Recently, I started using particle swarm optimization for almost everything I optimize. Sure, Newton-Raphson is faster, is more consistent, and can provide parameter uncertainty, but as I see it, to correctly model risk one needs to combine realizations from many different distributions to build up a final uncertainty distribution. For this reason, the majority of time when I am not interested in Type I and II errors, power, AIC, etc, or for that matter the standard errors of coefficients, I typically spew out point estimates, and then use these as inputs to Monte Carlo analysis.

Regarding random forests (RF), it is one of the best unsupervised and supervised classifiers out there. RF simultaneously combines bootstrapping of the training samples and random feature selection to train each tree. Unknown test objects not in the bootstrapped training sample (called out-of-bag, OOB) are then "dropped" down each trained tree. Feature importance is then determine by comparing classification accuracy between permuted and unpermuted values of feature $j$ for all objects in the OOB via dropping them down the same trained tree. Breiman suggested using at least 5000 trees ("don't be stingy") and in fact his main ML paper on RF used 50,000 trees per run.

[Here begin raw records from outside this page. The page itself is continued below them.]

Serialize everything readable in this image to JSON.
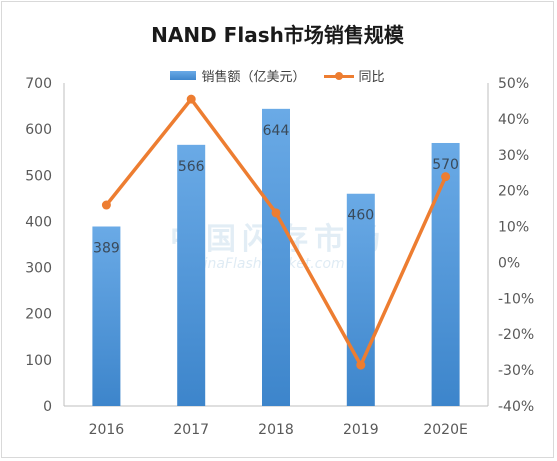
{
  "chart_data": {
    "type": "bar",
    "title": "NAND Flash市场销售规模",
    "categories": [
      "2016",
      "2017",
      "2018",
      "2019",
      "2020E"
    ],
    "series": [
      {
        "name": "销售额（亿美元）",
        "type": "bar",
        "axis": "left",
        "values": [
          389,
          566,
          644,
          460,
          570
        ],
        "color": "#5b9bd5"
      },
      {
        "name": "同比",
        "type": "line",
        "axis": "right",
        "values": [
          16,
          45.5,
          13.8,
          -28.6,
          23.9
        ],
        "color": "#ed7d31"
      }
    ],
    "data_labels": [
      "389",
      "566",
      "644",
      "460",
      "570"
    ],
    "y_left": {
      "min": 0,
      "max": 700,
      "step": 100,
      "ticks": [
        "0",
        "100",
        "200",
        "300",
        "400",
        "500",
        "600",
        "700"
      ]
    },
    "y_right": {
      "min": -40,
      "max": 50,
      "step": 10,
      "ticks": [
        "-40%",
        "-30%",
        "-20%",
        "-10%",
        "0%",
        "10%",
        "20%",
        "30%",
        "40%",
        "50%"
      ]
    },
    "legend_position": "top-center",
    "grid": false,
    "watermark": {
      "main": "中国闪存市场",
      "sub": "ChinaFlashMarket.com"
    }
  }
}
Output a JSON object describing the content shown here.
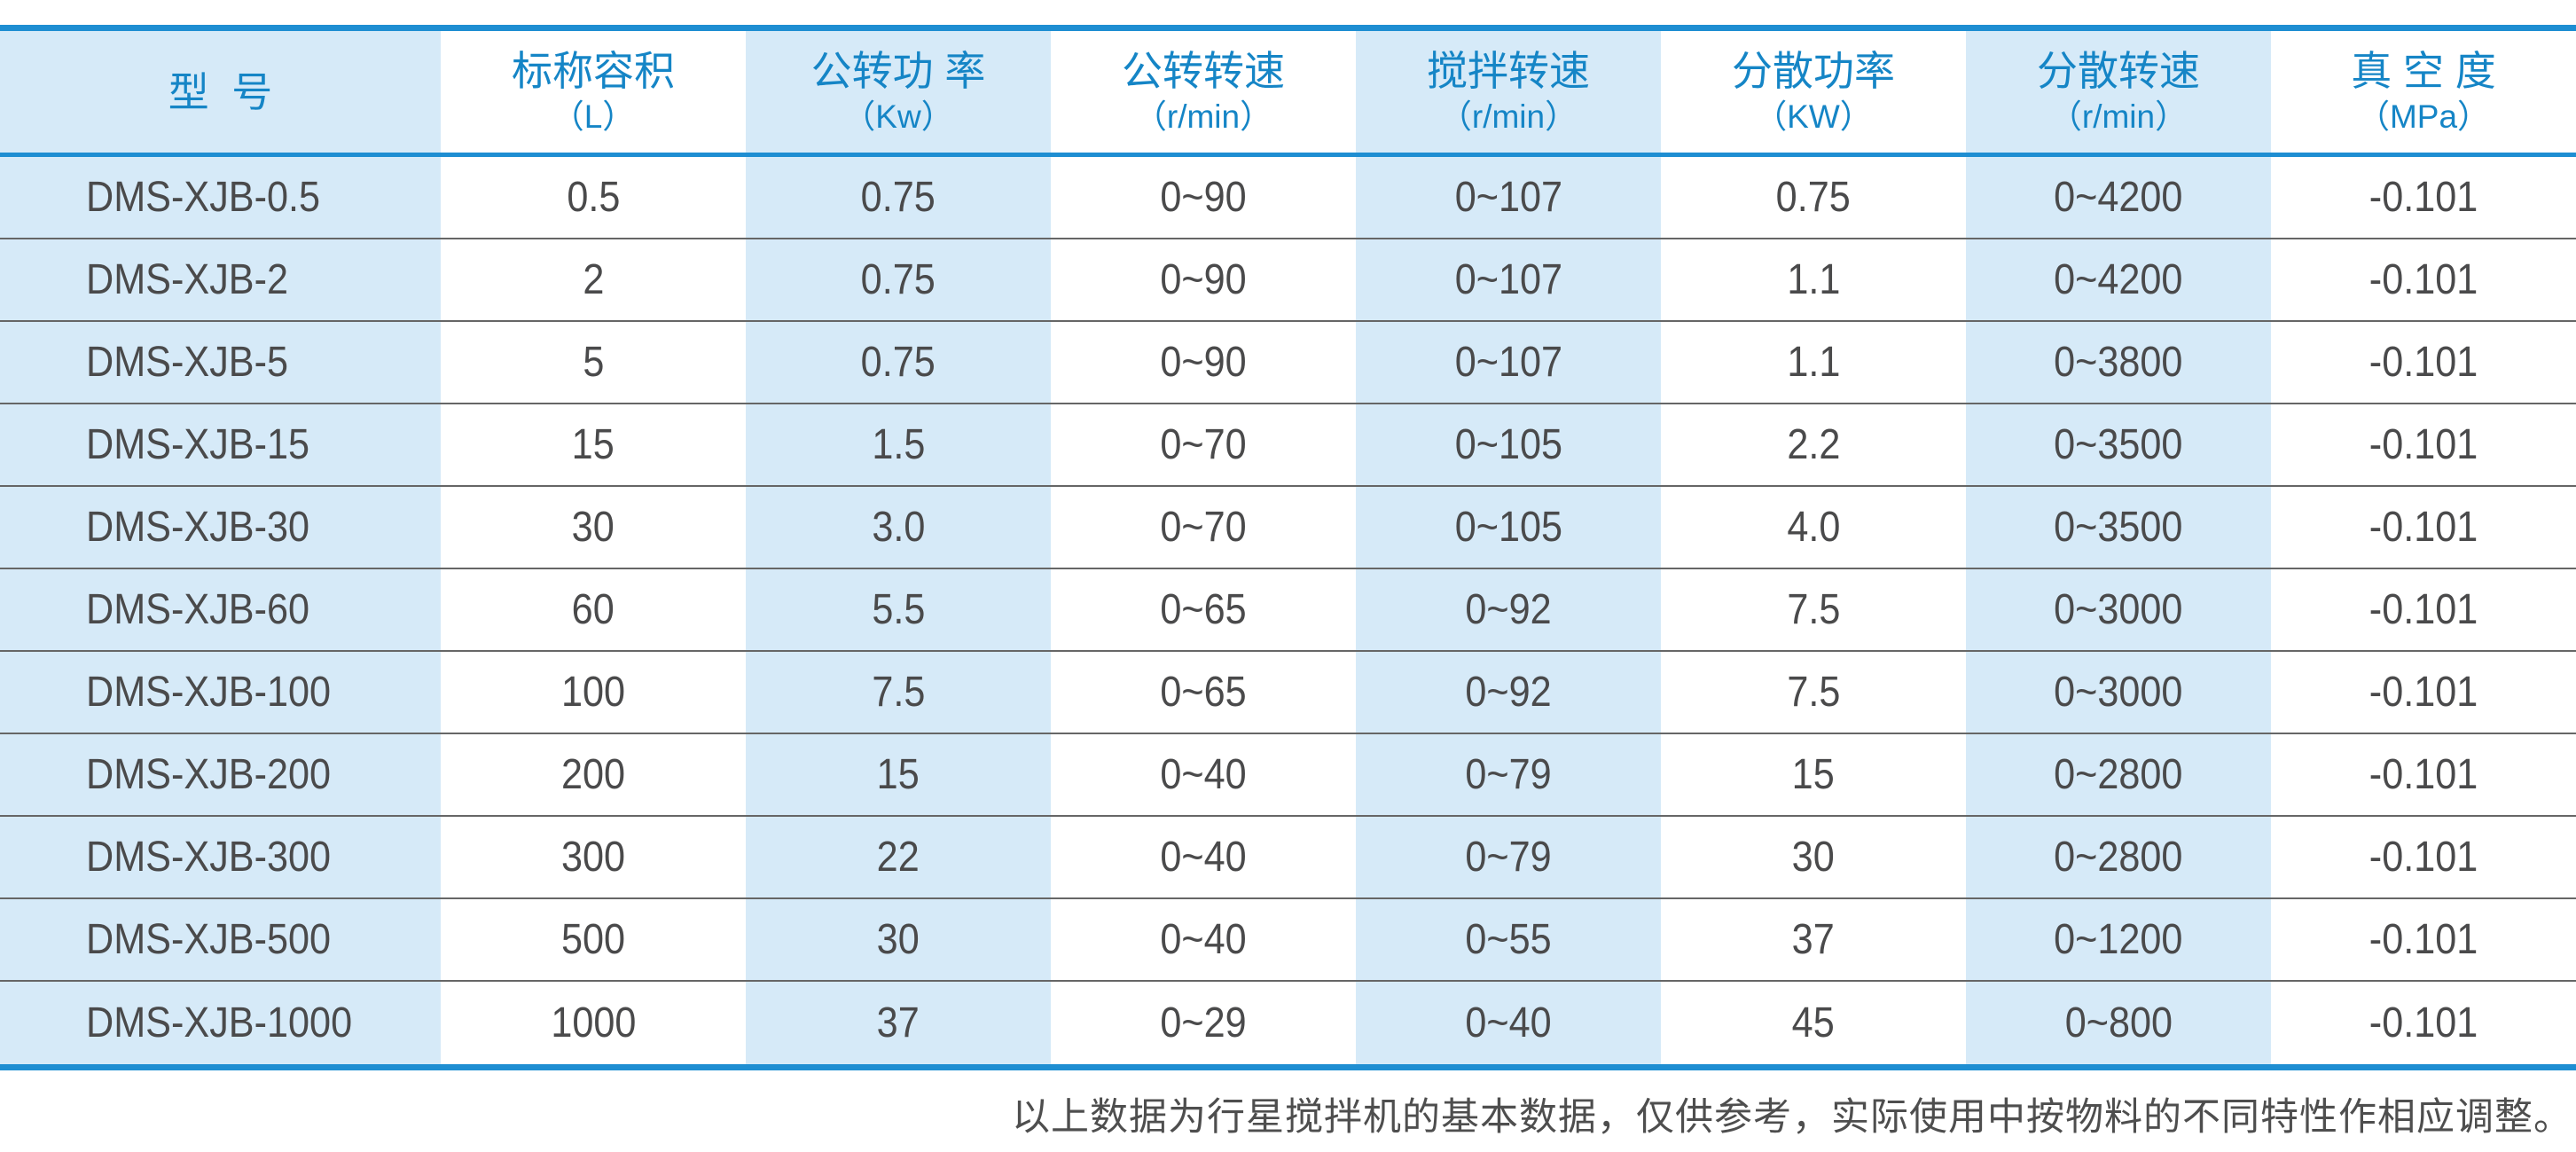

Artificial neural networks (ANNs) have been shown to be a universal approximator, however, they become quite expensive when compared with Newton-Raphson, providing you know the objective function your are fitting (optimizing). If you don't know the objective equation, then an ANN can be tremendously beneficial. Like I have said to other colleagues, in these cases, "the ANN is the equation." For this latter framework, where the ANN is the equation, if you draw random quantiles from distributions for various risk factors, and clamp each set of quantiles to the input nodes of the ANN, train using CV, the utility of an ANN combined with Monte Carlo will be immense.

Since it takes a decade or more to learn ML and AI at a level where you can tackle most any problem, there would be no expectation that someone with an extensive QF background would be able to pick it up quickly, and no expectation that the results would be better. ML and AI are best implemented for near NP-hard problems such as timetabling, shift and airline scheduling, and logistics, where there is not a closed form analytic solution (equation) that describes your model.